La sensualité passe par le son

Article publié le 27 juin 2011
Article publié le 27 juin 2011
Par Patricia Fridrich Parfois, c’est la musique qui fait le film. Sans paroles, juste l’unité entre son et image, un peu comme dans les vieux films muets où le seul effet spécial consistait dans l’accompagnement par un pianiste, placé à l’avant-plan de l’écran. C’est un peu cette constellation qui est répétée au concert des Tindersticks, à l’occasion du Brussels Film Festival.
Le groupe britannique est venu à Bozar pour présenter les bandes originales qu’il a réalisées pour les films Nénette et Boni, Trouble Every Day (2001), L’Intrus (2004), 35 Rhums (2008) et White Material (2010) de Claire Denis.

Installés sur la scène, les huit musiciens ont apporté une vaste gamme d’instruments : ceux d’un groupe moderne - batterie, piano et guitare électrique – mais aussi les instruments classiques à cordes, la flûte traversière, la trompette, le xylophone et le mélodica. Au fur et à mesure des différentes séquences de film projetées, ils vont tous les utiliser : pour faire sentir le vent dans les cheveux, les rideaux ou les arbres, pour imiter les mouvements de l’eau et pour suivre le chemin d’un RER qui voyage vers la nuit.

Tout comme la musique, l’œil suit les images. On voit Nénette plongée dans une piscine, ses cheveux noirs allants dans tous les sens, son regard absent, pendant qu’une voix de femme, fâchée, l’appelle de loin. On voit son frère Boni vivre ses fantaisies érotiques pour la femme du boulanger. On voit des doigts s’enfoncer dans la crème d’un gâteau, quelqu’un qui manipule une pâte, un joli décolleté qui se penche pour arranger des friandises dans une vitrine.
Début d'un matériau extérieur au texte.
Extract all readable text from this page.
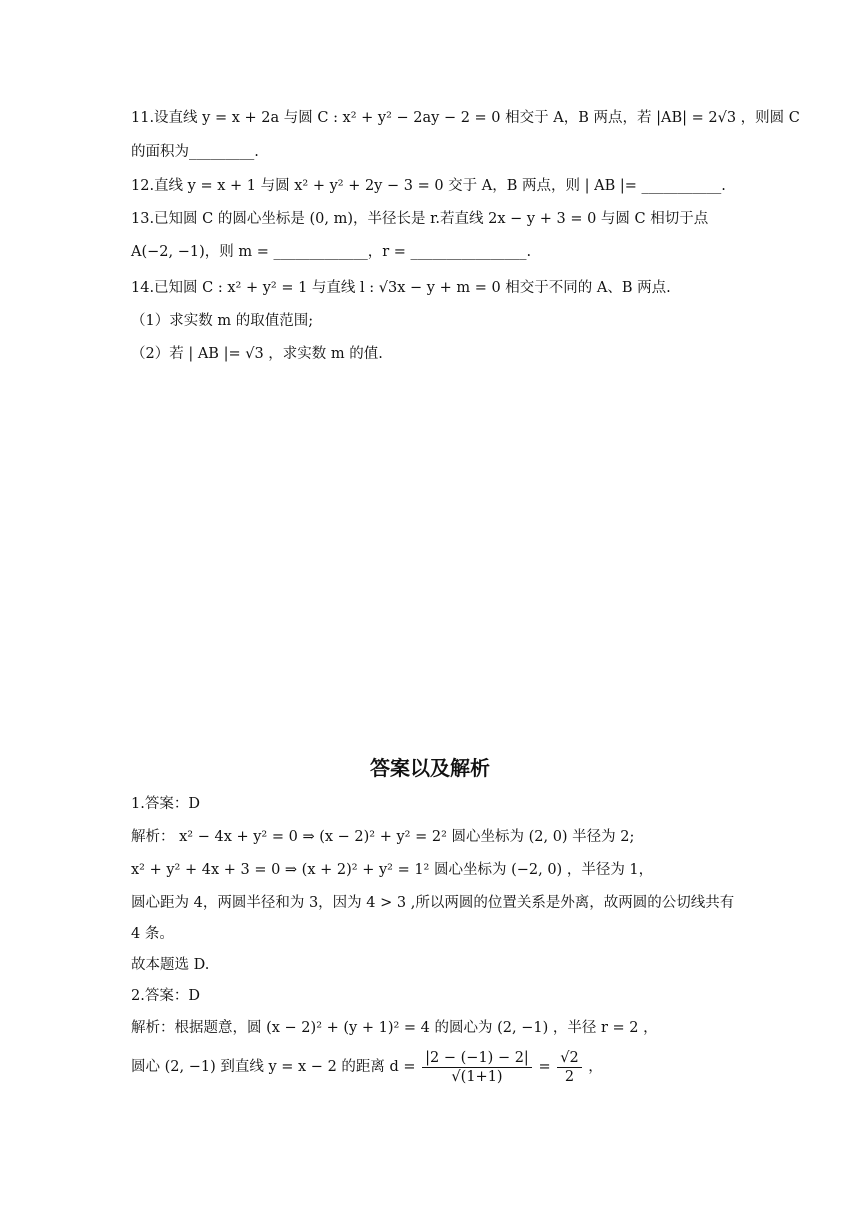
11.设直线 y = x + 2a 与圆 C : x² + y² − 2ay − 2 = 0 相交于 A，B 两点，若 |AB| = 2√3 ，则圆 C
的面积为_________.
12.直线 y = x + 1 与圆 x² + y² + 2y − 3 = 0 交于 A，B 两点，则 | AB |= ___________.
13.已知圆 C 的圆心坐标是 (0, m)，半径长是 r.若直线 2x − y + 3 = 0 与圆 C 相切于点
A(−2, −1)，则 m = _____________，r = ________________.
14.已知圆 C : x² + y² = 1 与直线 l : √3x − y + m = 0 相交于不同的 A、B 两点.
（1）求实数 m 的取值范围;
（2）若 | AB |= √3 ，求实数 m 的值.
答案以及解析
1.答案：D
解析： x² − 4x + y² = 0 ⇒ (x − 2)² + y² = 2² 圆心坐标为 (2, 0) 半径为 2;
x² + y² + 4x + 3 = 0 ⇒ (x + 2)² + y² = 1² 圆心坐标为 (−2, 0) ，半径为 1，
圆心距为 4，两圆半径和为 3，因为 4 > 3 ,所以两圆的位置关系是外离，故两圆的公切线共有
4 条。
故本题选 D.
2.答案：D
解析：根据题意，圆 (x − 2)² + (y + 1)² = 4 的圆心为 (2, −1) ，半径 r = 2 ，
圆心 (2, −1) 到直线 y = x − 2 的距离 $d = \frac{|2 - (-1) - 2|}{√(1+1)} = \frac{√2}{2}$ ，
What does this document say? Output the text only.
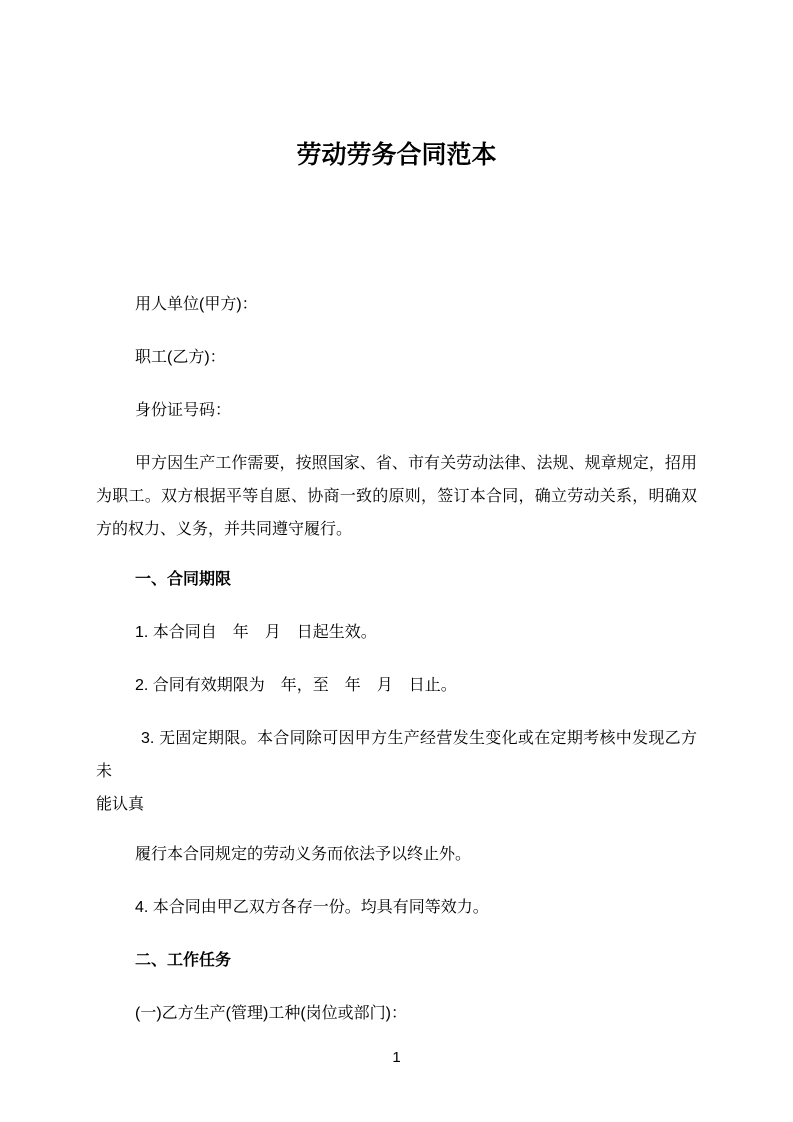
劳动劳务合同范本

用人单位(甲方)：

职工(乙方)：

身份证号码：

甲方因生产工作需要，按照国家、省、市有关劳动法律、法规、规章规定，招用
为职工。双方根据平等自愿、协商一致的原则，签订本合同，确立劳动关系，明确双
方的权力、义务，并共同遵守履行。

一、合同期限

1. 本合同自　年　月　日起生效。

2. 合同有效期限为　年，至　年　月　日止。

3. 无固定期限。本合同除可因甲方生产经营发生变化或在定期考核中发现乙方未
能认真

履行本合同规定的劳动义务而依法予以终止外。

4. 本合同由甲乙双方各存一份。均具有同等效力。

二、工作任务

(一)乙方生产(管理)工种(岗位或部门)：

1
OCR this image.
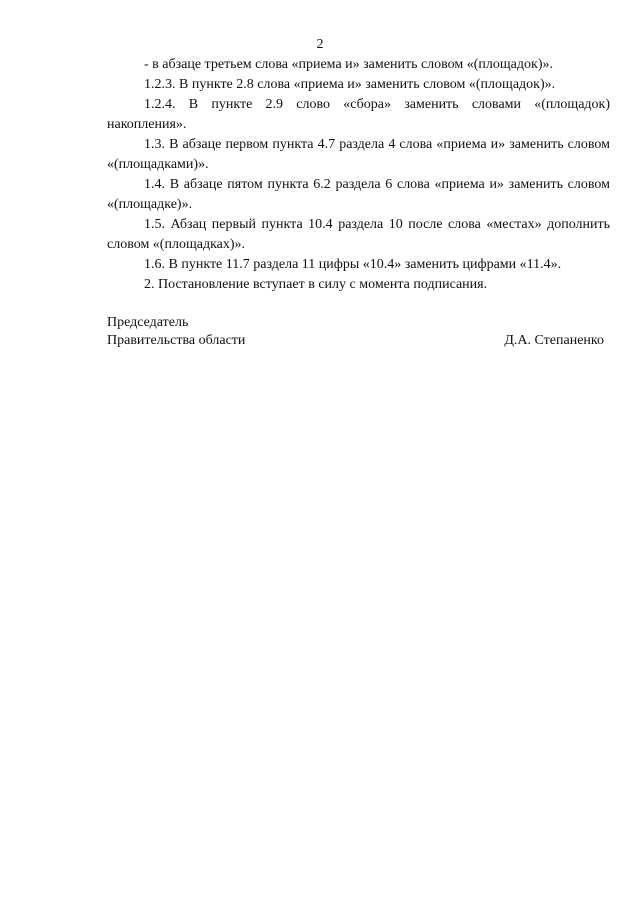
2

- в абзаце третьем слова «приема и» заменить словом «(площадок)».

1.2.3. В пункте 2.8 слова «приема и» заменить словом «(площадок)».

1.2.4. В пункте 2.9 слово «сбора» заменить словами «(площадок) накопления».

1.3. В абзаце первом пункта 4.7 раздела 4 слова «приема и» заменить словом «(площадками)».

1.4. В абзаце пятом пункта 6.2 раздела 6 слова «приема и» заменить словом «(площадке)».

1.5. Абзац первый пункта 10.4 раздела 10 после слова «местах» дополнить словом «(площадках)».

1.6. В пункте 11.7 раздела 11 цифры «10.4» заменить цифрами «11.4».

2. Постановление вступает в силу с момента подписания.

Председатель
Правительства области	Д.А. Степаненко
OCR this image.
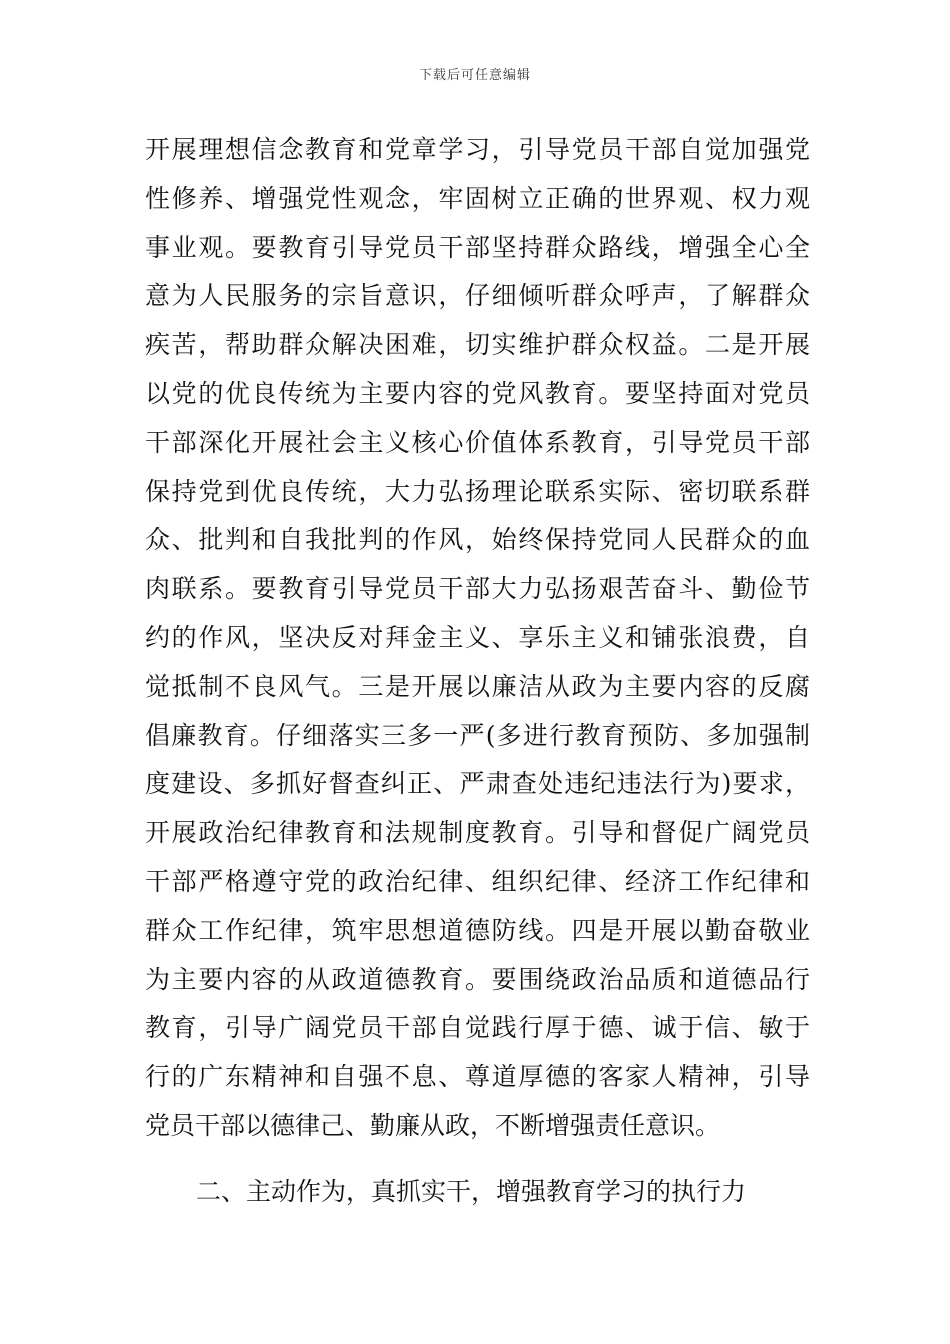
下载后可任意编辑
开展理想信念教育和党章学习，引导党员干部自觉加强党
性修养、增强党性观念，牢固树立正确的世界观、权力观
事业观。要教育引导党员干部坚持群众路线，增强全心全
意为人民服务的宗旨意识，仔细倾听群众呼声，了解群众
疾苦，帮助群众解决困难，切实维护群众权益。二是开展
以党的优良传统为主要内容的党风教育。要坚持面对党员
干部深化开展社会主义核心价值体系教育，引导党员干部
保持党到优良传统，大力弘扬理论联系实际、密切联系群
众、批判和自我批判的作风，始终保持党同人民群众的血
肉联系。要教育引导党员干部大力弘扬艰苦奋斗、勤俭节
约的作风，坚决反对拜金主义、享乐主义和铺张浪费，自
觉抵制不良风气。三是开展以廉洁从政为主要内容的反腐
倡廉教育。仔细落实三多一严(多进行教育预防、多加强制
度建设、多抓好督查纠正、严肃查处违纪违法行为)要求，
开展政治纪律教育和法规制度教育。引导和督促广阔党员
干部严格遵守党的政治纪律、组织纪律、经济工作纪律和
群众工作纪律，筑牢思想道德防线。四是开展以勤奋敬业
为主要内容的从政道德教育。要围绕政治品质和道德品行
教育，引导广阔党员干部自觉践行厚于德、诚于信、敏于
行的广东精神和自强不息、尊道厚德的客家人精神，引导
党员干部以德律己、勤廉从政，不断增强责任意识。
二、主动作为，真抓实干，增强教育学习的执行力
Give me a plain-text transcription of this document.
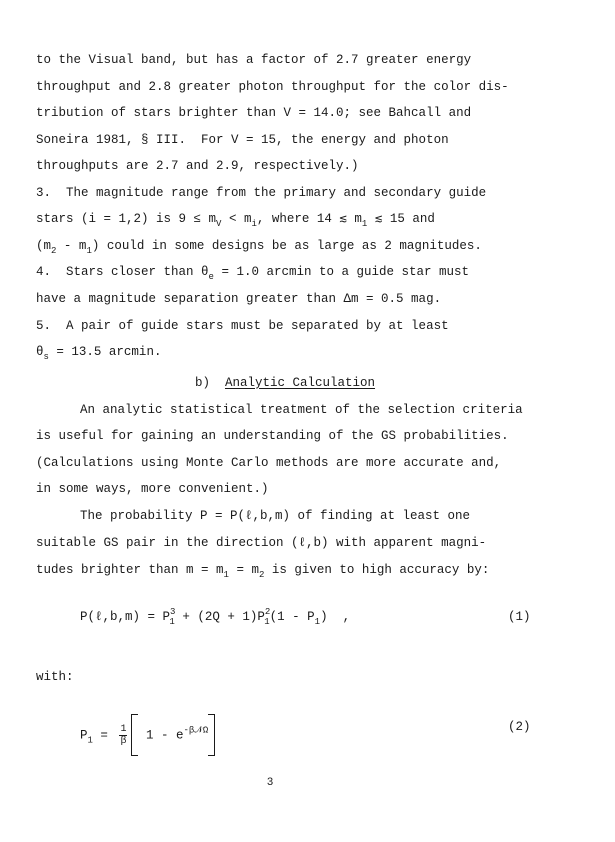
to the Visual band, but has a factor of 2.7 greater energy
throughput and 2.8 greater photon throughput for the color dis-
tribution of stars brighter than V = 14.0; see Bahcall and
Soneira 1981, § III.  For V = 15, the energy and photon
throughputs are 2.7 and 2.9, respectively.)
3.  The magnitude range from the primary and secondary guide
stars (i = 1,2) is $9 \le m_V < m_i$, where 14 ≲ $m_1$ ≲ 15 and
$(m_2 - m_1)$ could in some designs be as large as 2 magnitudes.
4.  Stars closer than $\theta_e = 1.0$ arcmin to a guide star must
have a magnitude separation greater than Δm = 0.5 mag.
5.  A pair of guide stars must be separated by at least
$\theta_s = 13.5$ arcmin.
b)  Analytic Calculation
An analytic statistical treatment of the selection criteria
is useful for gaining an understanding of the GS probabilities.
(Calculations using Monte Carlo methods are more accurate and,
in some ways, more convenient.)
The probability P = P(ℓ,b,m) of finding at least one
suitable GS pair in the direction (ℓ,b) with apparent magni-
tudes brighter than $m = m_1 = m_2$ is given to high accuracy by:
P(ℓ,b,m) = $P^3_1 + (2Q + 1)P^2_1(1 - P_1)$  ,	(1)
with:
$P_1 = \frac{1}{\beta} 1 - e^{-\beta 𝒩\Omega}$	(2)
3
C’est la sensualité qui domine cet ensemble de son et image. Comme dans une autre scène, tirée du film « Trouble every day », où un couple s’embrasse pendant toute la durée de la chanson. Ou plus tard, quand les bouches des deux amoureux cherchent à se trouver à travers une porte barrée. Fou de désir, l’homme arrache les planches qui le séparent de la femme. Cela va mal se terminer, tourner dans un bain de sang, mais pas comme on l’imagine… Le public est partagé entre dégoût et enthousiasme pour ce premier film « gore » de la réalisatrice française.

Pour ces moments de choc, la musique se tait, nous laisse le temps de respirer. Dans « White Material » elle fait pareil. Aux sons de la flûte traversière, le danger s’annonce tout doucement dans un bois africain… Bientôt, il y aura du meurtre et du pillage; bientôt, l’héroïne du film (Isabelle Huppert) va sombrer dans le désespoir. Qu’est-il arrivé à son fils ? On a vu de jeunes guérilleros le poursuivre, l’attraper par les cheveux. Puis, silence, coupe. Ce ne sont pas des scènes faciles à voir. Elles nous dérangent autant qu’elles nous fascinent.

Peu avant la fin du concert, le chanteur du groupe, Stuart A. Staples, prend la parole pour saluer et remercier Claire Denis. Elle s’est discrètement glissée parmi le public – peut-être pour contempler avec les yeux d’un spectateur le résultat de cette longue et très fructueuse coopération.